I believe this is the second LVL UP album I’ve reviewed in 2016, but why not stick with what you like, right? That said, I loved that first album, 2014’s Hoodwink’d. It was like an amalgam of all the indie rock I loved from the 90s squashed into one album. So I was set up for the inevitable come down of this album — because that’s what happens when these DIY bands move to a major label (in this case, Sub Pop), get some money to record and just kind of lose that edge because they think their music, now that they’re actually getting paid, needs to be more “serious.” The thing is, I think they only kind of got half way to that come down. A weird thing to say, I know, but I’m finding myself torn over the mellowing that has apparently taken place here. Well, not mellowing, but maturing, maybe, into a more mellow and considered band.

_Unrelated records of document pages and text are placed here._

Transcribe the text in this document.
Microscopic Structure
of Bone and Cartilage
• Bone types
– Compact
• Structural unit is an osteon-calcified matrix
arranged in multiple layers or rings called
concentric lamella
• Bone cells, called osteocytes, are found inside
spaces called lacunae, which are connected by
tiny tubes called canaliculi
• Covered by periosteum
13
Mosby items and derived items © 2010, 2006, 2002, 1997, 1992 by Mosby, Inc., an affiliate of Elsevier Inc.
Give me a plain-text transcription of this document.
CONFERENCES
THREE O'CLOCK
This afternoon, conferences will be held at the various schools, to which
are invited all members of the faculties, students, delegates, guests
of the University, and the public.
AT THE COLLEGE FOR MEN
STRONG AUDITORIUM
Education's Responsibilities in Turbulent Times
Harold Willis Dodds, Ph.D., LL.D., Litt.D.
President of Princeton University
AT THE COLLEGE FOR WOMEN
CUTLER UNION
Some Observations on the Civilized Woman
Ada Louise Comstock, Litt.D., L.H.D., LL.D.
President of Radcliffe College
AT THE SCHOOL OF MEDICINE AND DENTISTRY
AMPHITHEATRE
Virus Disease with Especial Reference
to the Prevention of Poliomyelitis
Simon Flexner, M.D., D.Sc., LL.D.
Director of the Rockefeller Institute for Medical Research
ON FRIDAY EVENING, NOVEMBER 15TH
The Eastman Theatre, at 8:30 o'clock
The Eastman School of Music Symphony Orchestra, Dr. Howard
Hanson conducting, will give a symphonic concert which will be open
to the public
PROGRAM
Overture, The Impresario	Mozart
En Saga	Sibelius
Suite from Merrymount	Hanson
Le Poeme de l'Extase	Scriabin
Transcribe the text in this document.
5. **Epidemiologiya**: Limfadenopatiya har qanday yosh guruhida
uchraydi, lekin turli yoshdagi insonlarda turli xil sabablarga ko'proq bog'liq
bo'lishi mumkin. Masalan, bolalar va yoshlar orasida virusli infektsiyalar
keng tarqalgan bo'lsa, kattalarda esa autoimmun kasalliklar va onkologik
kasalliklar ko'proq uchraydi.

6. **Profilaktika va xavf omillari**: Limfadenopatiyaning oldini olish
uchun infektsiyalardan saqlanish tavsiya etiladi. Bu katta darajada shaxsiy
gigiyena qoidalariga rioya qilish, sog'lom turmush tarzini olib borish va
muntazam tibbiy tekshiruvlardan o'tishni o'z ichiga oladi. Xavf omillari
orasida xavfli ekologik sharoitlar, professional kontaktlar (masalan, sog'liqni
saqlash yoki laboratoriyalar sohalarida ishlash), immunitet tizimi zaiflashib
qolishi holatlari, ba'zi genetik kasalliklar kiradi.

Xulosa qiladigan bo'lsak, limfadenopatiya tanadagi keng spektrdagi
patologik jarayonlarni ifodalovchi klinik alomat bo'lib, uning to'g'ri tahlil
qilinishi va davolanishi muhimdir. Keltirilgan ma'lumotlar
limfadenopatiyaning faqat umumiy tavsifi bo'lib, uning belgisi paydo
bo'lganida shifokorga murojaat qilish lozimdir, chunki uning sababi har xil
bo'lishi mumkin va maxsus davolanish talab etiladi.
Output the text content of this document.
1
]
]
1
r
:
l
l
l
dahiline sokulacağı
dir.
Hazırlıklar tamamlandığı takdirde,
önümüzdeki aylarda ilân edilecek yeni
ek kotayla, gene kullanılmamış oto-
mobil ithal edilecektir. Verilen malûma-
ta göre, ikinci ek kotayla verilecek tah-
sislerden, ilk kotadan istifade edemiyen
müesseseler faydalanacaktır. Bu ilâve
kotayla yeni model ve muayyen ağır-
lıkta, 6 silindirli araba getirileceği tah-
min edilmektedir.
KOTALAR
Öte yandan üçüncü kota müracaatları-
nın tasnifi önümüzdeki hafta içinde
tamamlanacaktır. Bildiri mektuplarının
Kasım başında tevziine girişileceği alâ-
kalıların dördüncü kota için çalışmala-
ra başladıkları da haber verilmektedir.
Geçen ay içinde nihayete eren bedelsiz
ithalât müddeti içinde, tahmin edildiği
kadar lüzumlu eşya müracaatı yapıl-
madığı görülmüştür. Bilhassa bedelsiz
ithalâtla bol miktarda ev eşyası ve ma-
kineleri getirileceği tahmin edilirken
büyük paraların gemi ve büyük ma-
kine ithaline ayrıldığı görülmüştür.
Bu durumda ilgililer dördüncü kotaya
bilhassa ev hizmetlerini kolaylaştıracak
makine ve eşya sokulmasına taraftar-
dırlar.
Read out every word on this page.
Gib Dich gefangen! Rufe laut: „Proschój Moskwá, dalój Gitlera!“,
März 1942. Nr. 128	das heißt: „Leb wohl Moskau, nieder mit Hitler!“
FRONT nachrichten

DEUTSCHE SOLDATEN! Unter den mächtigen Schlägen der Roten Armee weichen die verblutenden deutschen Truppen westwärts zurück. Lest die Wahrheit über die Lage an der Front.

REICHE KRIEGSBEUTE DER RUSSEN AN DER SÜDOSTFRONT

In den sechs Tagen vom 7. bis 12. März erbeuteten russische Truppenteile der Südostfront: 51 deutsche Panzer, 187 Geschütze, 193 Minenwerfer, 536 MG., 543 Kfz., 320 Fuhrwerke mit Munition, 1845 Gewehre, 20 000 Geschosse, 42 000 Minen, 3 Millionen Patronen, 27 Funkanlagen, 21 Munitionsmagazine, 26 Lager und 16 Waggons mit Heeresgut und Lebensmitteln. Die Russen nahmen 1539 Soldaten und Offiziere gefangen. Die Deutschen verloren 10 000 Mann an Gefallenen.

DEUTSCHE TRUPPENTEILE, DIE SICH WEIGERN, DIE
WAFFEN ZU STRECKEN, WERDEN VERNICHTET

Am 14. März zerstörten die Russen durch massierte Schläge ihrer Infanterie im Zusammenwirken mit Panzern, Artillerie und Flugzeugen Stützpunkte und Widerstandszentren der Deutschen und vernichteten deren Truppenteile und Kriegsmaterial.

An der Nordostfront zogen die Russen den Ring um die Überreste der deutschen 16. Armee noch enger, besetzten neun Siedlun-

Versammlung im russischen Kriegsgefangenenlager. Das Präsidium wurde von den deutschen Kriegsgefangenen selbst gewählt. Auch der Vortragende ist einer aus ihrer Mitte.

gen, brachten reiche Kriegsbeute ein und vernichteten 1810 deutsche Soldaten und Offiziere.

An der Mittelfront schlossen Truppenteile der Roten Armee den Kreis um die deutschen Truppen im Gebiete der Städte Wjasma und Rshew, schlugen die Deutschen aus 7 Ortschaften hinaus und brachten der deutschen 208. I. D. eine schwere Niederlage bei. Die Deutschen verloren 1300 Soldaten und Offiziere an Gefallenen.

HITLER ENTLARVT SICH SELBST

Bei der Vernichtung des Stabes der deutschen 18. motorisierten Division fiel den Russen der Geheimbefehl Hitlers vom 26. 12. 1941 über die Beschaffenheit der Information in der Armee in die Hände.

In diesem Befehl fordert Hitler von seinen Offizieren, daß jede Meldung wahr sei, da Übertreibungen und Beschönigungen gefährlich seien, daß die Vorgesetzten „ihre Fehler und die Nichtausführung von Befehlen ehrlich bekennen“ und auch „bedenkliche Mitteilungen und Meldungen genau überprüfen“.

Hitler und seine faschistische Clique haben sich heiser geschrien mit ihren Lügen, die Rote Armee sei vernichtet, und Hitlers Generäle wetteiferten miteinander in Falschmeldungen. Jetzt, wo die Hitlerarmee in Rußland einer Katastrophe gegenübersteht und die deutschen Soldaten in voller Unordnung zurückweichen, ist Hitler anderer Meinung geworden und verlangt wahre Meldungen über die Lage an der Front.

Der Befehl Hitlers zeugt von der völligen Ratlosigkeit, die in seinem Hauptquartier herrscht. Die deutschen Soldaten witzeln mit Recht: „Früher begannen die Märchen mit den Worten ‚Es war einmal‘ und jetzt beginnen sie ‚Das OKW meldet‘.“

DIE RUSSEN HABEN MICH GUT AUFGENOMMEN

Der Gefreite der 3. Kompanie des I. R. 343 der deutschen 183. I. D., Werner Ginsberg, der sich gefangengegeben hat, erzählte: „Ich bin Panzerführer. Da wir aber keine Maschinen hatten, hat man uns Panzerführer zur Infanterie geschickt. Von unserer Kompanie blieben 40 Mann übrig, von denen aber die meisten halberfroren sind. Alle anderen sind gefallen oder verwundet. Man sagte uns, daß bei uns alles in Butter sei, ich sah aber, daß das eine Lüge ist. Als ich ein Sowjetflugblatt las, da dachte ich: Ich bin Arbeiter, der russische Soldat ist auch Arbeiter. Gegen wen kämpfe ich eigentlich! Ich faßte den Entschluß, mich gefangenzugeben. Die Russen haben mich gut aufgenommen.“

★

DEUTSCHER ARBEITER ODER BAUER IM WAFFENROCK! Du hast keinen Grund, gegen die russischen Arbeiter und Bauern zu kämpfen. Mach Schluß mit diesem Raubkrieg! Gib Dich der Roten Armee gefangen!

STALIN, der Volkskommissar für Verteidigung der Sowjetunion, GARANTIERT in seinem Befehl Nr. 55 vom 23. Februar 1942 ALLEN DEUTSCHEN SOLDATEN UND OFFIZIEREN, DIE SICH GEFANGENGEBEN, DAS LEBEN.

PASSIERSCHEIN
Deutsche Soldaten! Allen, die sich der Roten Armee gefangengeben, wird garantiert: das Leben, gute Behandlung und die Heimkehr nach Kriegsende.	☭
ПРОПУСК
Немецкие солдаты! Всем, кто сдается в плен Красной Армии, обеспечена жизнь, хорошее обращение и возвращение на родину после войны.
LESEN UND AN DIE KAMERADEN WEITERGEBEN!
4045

So while maturation is normally seen as a good thing, I often (as I’ve said a million times on this site) tend to like and cherish the more raw, debut or sophomore albums of just about every band I love — with notable exceptions. Take, for instance, a band they’ve kind of emulated, Pavement. Their debut, Slanted and Enchantedis a sloppy mess of a phenomenal album. Their sophomore album, Crooked Rain, Crooked Rain, is equally as awesome, but in a completely different kind of way in its more structured greatness. Then comes their third, much maligned, album, Wowee Zowee. When I first heard it, I did a double and then a triple take just trying to get to the bottom of its initially perceived weirdness. Its rambling, Cali chill. It’s almost anti-seriousness. This is that album. I didn’t get this album at first. I listened to it through headphones the first couple times, and the air they attempt to put under it just wasn’t coming through. I then sat in what I like to consider my personal listening space and cranked it through a nice A/B four-speaker stereo setup. And the thing just spoke to me in a way it didn’t isolated in cans. Perhaps the image on the cover of the river cutting through that valley is supposed to a be a metaphor for the expanse of the music… Perhaps the rather stoney quality of the music is just getting to me.

Whatever the case, this thing is a definite grower and something I can see listening to on a regular basis — but like as a “personal” album and not a sharer. It’s also inspired me to break out Wowee Zowee and some of my old Silver Jews albums and go to town.